The DFC, OPIC and USAID in the United States

The Better Utilization of Investment for Development Act (BUILD Act), enacted on October 5, 2018, led to the creation of the U.S. Development Finance Corporation (DFC).

This followed the consolidation and expansion of development finance functions, which until then were primarily performed by the Overseas Private Investment Corporation (OPIC) and the Development Credit Authority under the U.S. Agency for International Development (USAID).

According to the World Trade Organization (WTO), the following are some of the characteristics of the DFC.

The stated purpose of DFC is to mobilize and facilitate the participation of private sector capital and expertise in the economic development of less developed countries (with priority given to low and lower middle income economies) and countries in transition to a market economy, in order to complement development assistance objectives and promote U.S. foreign policy interests.)
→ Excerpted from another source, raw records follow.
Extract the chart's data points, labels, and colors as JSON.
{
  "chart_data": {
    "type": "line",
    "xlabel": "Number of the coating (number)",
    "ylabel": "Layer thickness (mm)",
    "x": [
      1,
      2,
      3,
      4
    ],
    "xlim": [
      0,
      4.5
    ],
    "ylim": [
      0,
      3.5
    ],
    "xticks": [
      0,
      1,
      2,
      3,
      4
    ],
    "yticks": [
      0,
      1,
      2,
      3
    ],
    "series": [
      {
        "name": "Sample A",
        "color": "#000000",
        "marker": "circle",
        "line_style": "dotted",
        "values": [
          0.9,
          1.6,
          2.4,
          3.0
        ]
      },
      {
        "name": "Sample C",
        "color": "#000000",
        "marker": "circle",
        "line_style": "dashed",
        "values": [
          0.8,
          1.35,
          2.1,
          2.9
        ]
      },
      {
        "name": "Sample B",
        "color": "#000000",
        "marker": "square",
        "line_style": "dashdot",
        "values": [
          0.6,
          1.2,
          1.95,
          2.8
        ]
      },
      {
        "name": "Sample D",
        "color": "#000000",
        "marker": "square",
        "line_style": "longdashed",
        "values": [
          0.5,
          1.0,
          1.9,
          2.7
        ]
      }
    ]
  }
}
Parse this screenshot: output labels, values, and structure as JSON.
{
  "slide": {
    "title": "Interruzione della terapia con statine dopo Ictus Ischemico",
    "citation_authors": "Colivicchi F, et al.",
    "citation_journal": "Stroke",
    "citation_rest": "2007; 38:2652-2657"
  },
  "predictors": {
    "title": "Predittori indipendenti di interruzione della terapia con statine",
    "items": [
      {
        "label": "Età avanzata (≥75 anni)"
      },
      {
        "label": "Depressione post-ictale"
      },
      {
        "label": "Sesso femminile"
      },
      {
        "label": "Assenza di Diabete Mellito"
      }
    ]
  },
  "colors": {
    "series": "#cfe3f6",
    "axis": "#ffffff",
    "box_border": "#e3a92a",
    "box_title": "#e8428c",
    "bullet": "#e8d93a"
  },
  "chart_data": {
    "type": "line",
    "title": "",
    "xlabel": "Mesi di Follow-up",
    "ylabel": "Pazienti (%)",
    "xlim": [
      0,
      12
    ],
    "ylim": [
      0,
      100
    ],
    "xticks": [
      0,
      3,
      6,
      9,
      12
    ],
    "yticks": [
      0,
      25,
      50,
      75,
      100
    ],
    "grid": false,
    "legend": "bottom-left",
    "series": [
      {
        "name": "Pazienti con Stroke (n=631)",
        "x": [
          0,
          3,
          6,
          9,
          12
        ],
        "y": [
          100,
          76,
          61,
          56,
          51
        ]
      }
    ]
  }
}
In order to facilitate this market-based private sector development and inclusive economic growth in less developed countries, DFC provides credit, equity and other financial assistance to, among other things, offer countries a sound alternative to state investments made by authoritarian governments and strategic competitors of the United States, using best practices in terms of transparency, environmental and social safeguards, and taking into account the debt sustainability of partner countries.

The DFC is the successor agency to OPIC by statutory provision.

Although the DFC takes over many of OPIC’s powers and policies, the new agency is characterized by a higher exposure ceiling ($60 billion, up from OPIC’s $29 billion), the ability to make limited equity investments representing minority stakes and to provide technical assistance grants, and more specific oversight and risk management functions.

Currently, under the BUILD Act, the DFC is authorized to approve new project commitments under its programs for a period of seven years.

In contrast, OPIC program operations were authorized annually through a budget appropriations act, especially towards the end of its trajectory.

Like OPIC, the DFC must be financially self-sufficient.

The DFC has its own inspector general, who is responsible for reviewing, investigating and inspecting its operations and activities.